What is coming down the road? 

• Ever-growing and varied data volumes – Just think of the Internet of Things, autonomous vehicles and the increased use of social data, never mind the ever-increasing data volumes associated with business as normal usage now. Data volumes are inevitably going to increase and their types evolve, although the way data is stored and the technologies/methodologies available to analyse that data will continue to adapt to help negate the effect of increased and varied data loads.

• Ever-increasing use of cloud and collaborative/communication technologies – We are seeing not only the continued trend of companies putting their data in the cloud, where there are sensible business advantages to be had, but also the expansion of collaborative/communication tools – which has had a huge boost from the impact of Covid-19. This means that data has at the same time become more centralised (through the cloud) but also dispersed as people use collaborative tools as well as emails, chat messages and text messages (etc.) to communicate.

• Intuitive technology – We are seeing the first generation of what is widely termed artificial intelligence embedded within the e-Discovery market now. The sophistication and ability of these tools will only increase. Technology will continue to become more intuitive, utilising multiple sources of data to enrich existing data and continually learning from previous decisions in a more granular and intelligent way. These technologies are now being used in a proactive manner in certain industries, for example to flag potentially fraudulent transactions or to monitor an employee’s communication for sentiment or behavioural changes. They will continue to become embedded and trusted in the e-Discovery and legal markets and potentially, in the long term, be used at the point of creation. This would enable the automation of documents/emails/data categorisation and assessment, with appropriate processes managing onwards to the appropriate legal teams. Think of it as an automated application of information governance at the source – although this is certainly not in the near future.

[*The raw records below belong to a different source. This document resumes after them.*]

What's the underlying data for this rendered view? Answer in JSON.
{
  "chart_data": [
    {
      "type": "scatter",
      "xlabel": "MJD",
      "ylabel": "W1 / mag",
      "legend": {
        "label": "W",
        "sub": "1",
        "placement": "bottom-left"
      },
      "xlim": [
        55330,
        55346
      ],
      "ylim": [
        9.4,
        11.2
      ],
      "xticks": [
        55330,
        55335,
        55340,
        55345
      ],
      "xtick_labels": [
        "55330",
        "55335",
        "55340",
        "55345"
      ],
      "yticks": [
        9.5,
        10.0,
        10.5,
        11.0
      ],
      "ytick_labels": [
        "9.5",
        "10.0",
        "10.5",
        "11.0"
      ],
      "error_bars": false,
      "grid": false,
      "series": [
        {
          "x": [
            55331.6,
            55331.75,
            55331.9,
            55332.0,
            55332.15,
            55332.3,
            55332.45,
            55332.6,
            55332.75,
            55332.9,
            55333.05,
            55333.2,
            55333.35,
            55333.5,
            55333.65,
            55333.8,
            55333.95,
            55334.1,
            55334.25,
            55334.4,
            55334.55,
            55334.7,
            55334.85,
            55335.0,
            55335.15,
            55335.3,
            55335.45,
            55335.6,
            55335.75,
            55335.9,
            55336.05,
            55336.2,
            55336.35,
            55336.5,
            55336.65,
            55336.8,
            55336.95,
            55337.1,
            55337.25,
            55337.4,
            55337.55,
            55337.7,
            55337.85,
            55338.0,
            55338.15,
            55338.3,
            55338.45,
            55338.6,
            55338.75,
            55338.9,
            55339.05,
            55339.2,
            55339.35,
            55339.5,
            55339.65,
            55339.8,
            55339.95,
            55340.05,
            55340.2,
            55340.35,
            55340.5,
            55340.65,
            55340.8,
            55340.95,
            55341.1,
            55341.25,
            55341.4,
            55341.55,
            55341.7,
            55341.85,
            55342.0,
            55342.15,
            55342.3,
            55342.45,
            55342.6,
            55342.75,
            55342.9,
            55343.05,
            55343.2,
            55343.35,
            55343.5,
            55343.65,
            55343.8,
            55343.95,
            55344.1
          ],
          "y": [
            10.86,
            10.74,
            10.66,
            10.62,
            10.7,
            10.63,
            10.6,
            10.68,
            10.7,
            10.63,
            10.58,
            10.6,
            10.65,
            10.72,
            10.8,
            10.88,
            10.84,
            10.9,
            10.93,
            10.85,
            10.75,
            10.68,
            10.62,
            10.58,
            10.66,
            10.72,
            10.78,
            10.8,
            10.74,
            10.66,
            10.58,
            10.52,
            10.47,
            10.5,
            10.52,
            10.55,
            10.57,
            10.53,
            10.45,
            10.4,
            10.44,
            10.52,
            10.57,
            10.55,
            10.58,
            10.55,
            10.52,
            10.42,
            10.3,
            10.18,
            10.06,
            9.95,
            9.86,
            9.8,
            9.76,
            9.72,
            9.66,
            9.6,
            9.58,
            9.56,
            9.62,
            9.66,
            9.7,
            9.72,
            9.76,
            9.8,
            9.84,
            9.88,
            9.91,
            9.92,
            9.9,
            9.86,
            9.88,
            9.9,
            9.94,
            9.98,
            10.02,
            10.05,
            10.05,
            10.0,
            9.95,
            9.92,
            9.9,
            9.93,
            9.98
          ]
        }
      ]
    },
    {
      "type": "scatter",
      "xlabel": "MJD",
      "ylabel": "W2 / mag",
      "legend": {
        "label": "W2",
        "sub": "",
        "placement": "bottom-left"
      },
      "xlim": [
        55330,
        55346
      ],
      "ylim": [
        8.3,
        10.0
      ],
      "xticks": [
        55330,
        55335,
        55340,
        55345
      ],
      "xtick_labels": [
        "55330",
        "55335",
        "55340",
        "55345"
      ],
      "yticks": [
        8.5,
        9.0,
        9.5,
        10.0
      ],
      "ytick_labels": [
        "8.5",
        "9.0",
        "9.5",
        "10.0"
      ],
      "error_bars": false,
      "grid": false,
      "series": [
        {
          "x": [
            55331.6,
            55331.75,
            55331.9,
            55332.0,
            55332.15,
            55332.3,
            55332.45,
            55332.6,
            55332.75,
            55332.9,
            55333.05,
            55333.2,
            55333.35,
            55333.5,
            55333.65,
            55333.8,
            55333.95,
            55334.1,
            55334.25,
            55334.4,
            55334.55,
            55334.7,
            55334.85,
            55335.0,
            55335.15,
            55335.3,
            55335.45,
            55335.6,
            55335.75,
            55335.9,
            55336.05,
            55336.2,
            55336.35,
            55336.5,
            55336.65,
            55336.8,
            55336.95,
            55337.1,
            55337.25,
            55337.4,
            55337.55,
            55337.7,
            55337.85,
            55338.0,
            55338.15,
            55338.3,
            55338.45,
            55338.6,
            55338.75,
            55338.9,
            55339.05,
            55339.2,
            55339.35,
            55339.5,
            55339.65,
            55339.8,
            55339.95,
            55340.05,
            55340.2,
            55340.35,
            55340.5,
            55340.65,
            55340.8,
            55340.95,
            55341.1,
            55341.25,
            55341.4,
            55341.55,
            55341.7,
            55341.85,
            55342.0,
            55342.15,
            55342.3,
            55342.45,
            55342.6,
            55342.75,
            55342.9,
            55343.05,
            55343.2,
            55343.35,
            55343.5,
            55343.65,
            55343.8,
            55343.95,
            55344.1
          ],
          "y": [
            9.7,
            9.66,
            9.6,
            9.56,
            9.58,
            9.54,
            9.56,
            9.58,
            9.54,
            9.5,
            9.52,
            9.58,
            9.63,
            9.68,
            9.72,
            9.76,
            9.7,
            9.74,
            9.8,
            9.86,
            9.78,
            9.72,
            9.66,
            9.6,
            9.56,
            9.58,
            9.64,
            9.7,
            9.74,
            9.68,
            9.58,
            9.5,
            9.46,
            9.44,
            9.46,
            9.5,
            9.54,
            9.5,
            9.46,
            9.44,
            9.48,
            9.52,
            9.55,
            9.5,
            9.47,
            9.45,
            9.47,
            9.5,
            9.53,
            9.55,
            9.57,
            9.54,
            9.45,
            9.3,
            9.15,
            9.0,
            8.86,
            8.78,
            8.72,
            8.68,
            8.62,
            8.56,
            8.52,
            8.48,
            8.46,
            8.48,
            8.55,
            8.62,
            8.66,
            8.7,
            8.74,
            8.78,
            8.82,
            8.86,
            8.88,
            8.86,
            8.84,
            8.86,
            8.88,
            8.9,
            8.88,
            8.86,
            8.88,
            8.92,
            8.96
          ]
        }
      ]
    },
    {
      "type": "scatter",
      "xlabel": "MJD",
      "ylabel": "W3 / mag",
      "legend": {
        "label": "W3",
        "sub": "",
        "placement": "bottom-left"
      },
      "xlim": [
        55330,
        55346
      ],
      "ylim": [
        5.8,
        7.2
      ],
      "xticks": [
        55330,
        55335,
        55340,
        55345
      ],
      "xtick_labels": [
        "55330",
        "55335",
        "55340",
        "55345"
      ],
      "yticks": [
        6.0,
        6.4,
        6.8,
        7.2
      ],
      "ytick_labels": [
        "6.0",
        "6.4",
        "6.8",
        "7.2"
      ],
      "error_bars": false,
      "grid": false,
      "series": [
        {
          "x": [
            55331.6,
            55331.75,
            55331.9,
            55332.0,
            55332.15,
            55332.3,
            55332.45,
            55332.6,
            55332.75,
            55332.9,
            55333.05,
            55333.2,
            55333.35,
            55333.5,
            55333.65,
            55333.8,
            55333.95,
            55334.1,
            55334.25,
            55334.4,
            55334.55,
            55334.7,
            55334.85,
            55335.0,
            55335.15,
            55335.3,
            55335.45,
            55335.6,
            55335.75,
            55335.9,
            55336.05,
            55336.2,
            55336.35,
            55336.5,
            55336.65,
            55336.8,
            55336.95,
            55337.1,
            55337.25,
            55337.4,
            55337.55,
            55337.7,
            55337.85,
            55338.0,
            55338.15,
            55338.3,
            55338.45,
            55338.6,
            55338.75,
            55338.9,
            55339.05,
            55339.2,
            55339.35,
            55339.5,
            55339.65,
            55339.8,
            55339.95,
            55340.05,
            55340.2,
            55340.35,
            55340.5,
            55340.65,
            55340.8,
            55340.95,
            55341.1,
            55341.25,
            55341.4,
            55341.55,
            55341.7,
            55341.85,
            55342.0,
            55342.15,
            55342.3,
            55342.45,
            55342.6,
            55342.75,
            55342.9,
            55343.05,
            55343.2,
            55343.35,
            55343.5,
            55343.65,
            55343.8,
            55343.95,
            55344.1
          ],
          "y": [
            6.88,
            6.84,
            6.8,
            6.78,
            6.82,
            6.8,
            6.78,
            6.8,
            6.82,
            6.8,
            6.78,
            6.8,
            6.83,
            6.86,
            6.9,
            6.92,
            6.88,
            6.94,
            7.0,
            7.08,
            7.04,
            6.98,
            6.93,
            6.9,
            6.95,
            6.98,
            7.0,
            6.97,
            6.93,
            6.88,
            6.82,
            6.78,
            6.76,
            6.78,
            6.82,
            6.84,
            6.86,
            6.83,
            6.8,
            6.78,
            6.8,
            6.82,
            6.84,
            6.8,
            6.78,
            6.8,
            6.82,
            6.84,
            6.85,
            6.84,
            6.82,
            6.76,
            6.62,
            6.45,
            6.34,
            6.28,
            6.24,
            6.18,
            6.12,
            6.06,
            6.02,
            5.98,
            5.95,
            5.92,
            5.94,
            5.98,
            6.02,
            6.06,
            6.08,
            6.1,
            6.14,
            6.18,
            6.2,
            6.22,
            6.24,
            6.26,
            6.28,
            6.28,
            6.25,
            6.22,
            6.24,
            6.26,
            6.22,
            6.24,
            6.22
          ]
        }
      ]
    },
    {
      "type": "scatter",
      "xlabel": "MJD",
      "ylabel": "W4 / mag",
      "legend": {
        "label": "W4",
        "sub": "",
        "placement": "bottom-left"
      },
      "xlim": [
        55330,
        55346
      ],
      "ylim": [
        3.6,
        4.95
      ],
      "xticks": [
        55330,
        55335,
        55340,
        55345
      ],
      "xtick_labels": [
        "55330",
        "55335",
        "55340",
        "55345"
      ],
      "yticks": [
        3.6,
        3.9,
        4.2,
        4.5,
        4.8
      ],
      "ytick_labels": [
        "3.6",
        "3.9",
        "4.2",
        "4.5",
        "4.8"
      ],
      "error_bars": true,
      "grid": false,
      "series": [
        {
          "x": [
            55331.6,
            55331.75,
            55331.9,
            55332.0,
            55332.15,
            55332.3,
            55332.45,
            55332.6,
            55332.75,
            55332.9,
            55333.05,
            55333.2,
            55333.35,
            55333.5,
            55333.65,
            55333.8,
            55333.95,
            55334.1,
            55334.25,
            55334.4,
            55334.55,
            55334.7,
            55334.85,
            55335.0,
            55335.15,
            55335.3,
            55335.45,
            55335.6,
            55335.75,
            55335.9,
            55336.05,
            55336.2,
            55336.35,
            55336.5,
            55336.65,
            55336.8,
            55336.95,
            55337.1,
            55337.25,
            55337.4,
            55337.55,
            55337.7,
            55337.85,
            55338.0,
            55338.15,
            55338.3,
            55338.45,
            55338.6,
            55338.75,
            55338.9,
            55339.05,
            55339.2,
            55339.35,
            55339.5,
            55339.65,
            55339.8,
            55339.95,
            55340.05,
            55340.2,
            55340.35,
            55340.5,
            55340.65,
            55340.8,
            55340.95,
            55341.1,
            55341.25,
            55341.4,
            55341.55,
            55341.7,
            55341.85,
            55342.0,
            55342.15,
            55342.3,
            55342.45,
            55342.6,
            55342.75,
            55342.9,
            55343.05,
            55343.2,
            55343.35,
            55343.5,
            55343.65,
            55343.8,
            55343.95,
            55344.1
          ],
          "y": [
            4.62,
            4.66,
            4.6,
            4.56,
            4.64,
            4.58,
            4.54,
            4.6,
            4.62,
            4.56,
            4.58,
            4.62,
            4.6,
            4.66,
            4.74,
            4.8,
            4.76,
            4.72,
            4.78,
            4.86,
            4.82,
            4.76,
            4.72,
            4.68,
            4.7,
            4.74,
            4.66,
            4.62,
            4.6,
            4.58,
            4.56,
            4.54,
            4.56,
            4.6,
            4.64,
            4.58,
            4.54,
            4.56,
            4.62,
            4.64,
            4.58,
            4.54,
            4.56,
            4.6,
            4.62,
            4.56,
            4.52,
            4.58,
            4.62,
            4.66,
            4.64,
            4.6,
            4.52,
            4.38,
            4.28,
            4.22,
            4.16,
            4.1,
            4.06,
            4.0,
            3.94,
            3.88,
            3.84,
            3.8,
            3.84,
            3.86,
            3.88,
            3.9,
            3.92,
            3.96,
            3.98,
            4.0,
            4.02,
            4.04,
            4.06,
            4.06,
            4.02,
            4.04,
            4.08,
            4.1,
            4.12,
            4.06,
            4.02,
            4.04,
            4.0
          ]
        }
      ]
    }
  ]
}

• Ethical, privacy and data protection concerns – These will continue to clash with the desire to use more and more data in an increasingly automated and insightful manner. We are seeing the first signs of this now, for example where prejudice becomes built into a machine-learning platform, thus reinforcing and strengthening the prejudice. The development of data protection and privacy concerns and laws, such as the GDPR, could also limit the way technology is implemented, and whereas lawyers will be key to determining how that is managed, technologists will continue to devise processes and methodologies to operationalise those decisions.